Те же небрежно выбритые щеки, тот же землистый цвет лица — результат неспокойных ночевок в землянках и постоянного напряжения нервов, тот же настороженный, явно недружелюбный взгляд исподлобья и тот же отталкивающий, дающий о себе знать на расстоянии, густой козлиный запах — обязательный спутник неопрятных, долгое время лишенных бани людей.
Но если крутой и тонкий нос Максюка придавал его обрюзгшему лицу грозное, можно даже сказать, свирепое выражение, то заурядная, с коротким вздернутым носом физиономия Цебро и наполовину, по всей длине, отсеченное ухо не вязались ни с «высоким предназначением», ни с грозной кличкой атамана.

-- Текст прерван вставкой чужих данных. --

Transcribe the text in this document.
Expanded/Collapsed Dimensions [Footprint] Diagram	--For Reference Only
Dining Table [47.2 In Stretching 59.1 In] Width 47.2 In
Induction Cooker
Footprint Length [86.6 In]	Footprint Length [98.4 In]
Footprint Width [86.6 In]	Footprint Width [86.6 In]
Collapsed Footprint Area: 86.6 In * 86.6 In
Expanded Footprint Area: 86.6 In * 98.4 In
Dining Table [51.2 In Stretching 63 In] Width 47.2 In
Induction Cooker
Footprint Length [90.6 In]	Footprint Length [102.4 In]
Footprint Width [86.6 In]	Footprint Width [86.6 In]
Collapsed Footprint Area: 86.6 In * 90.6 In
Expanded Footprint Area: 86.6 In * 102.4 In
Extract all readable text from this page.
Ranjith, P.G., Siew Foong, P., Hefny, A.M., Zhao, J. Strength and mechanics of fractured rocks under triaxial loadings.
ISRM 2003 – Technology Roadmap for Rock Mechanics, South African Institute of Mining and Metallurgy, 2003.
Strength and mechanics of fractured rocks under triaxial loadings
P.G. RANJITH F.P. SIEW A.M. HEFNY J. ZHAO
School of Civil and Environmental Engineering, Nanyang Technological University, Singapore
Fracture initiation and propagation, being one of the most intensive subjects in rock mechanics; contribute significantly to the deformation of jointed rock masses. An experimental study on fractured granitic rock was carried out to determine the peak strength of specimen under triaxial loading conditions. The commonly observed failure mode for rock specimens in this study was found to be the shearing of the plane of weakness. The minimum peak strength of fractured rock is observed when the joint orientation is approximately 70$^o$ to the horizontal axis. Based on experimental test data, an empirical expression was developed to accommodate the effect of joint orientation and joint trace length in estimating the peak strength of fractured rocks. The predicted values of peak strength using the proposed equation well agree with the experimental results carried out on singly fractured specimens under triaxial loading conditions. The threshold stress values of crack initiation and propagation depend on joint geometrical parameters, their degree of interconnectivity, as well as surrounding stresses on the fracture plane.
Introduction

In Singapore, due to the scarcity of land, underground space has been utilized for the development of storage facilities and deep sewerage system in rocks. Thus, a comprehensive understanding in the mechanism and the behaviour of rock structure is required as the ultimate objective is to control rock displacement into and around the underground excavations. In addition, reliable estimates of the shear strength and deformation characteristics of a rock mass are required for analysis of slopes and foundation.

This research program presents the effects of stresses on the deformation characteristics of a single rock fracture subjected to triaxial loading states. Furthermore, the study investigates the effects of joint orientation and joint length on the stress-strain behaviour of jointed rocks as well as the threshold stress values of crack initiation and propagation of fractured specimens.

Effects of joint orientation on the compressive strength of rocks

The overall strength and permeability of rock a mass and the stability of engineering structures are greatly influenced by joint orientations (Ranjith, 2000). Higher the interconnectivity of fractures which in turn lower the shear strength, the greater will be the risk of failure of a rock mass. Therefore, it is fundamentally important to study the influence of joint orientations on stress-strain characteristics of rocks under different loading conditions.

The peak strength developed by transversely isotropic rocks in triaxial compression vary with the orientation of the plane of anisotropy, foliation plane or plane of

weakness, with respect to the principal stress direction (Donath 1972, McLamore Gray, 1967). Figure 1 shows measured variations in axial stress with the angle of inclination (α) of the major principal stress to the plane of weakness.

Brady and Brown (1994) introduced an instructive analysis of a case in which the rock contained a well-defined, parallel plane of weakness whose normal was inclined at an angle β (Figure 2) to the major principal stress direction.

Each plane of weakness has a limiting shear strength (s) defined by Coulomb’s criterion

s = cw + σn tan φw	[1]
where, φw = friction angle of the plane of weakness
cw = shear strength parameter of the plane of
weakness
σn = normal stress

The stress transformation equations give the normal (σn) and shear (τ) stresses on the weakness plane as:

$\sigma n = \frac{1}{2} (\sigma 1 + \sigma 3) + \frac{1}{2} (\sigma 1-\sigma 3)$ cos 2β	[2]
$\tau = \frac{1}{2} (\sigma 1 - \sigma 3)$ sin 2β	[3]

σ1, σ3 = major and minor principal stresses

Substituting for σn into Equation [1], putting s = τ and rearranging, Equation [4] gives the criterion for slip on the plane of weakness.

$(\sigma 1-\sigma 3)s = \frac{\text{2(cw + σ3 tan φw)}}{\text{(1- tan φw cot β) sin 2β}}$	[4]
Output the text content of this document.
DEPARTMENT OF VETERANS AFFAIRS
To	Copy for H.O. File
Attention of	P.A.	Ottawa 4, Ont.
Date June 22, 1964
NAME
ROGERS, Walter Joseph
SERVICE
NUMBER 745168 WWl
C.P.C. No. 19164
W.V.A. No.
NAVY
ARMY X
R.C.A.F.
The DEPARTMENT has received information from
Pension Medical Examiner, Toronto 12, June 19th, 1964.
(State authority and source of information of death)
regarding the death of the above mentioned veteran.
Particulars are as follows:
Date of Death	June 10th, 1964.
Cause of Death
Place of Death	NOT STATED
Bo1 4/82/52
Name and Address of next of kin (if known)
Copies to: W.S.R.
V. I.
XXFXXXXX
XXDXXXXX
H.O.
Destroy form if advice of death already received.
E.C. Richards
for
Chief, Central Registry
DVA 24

Еще на обратном пути в Литин душевно взъерошенный Братовский-Ярошенко, морщась от сыпавшихся на его голову проклятий, советовал обратить внимание на карнаухого.
— По чину, как и я, сотник, — шептал, покачиваясь в седле, бывший петлюровский резидент. — Но он из тех сотников, которые знают больше иного полковника...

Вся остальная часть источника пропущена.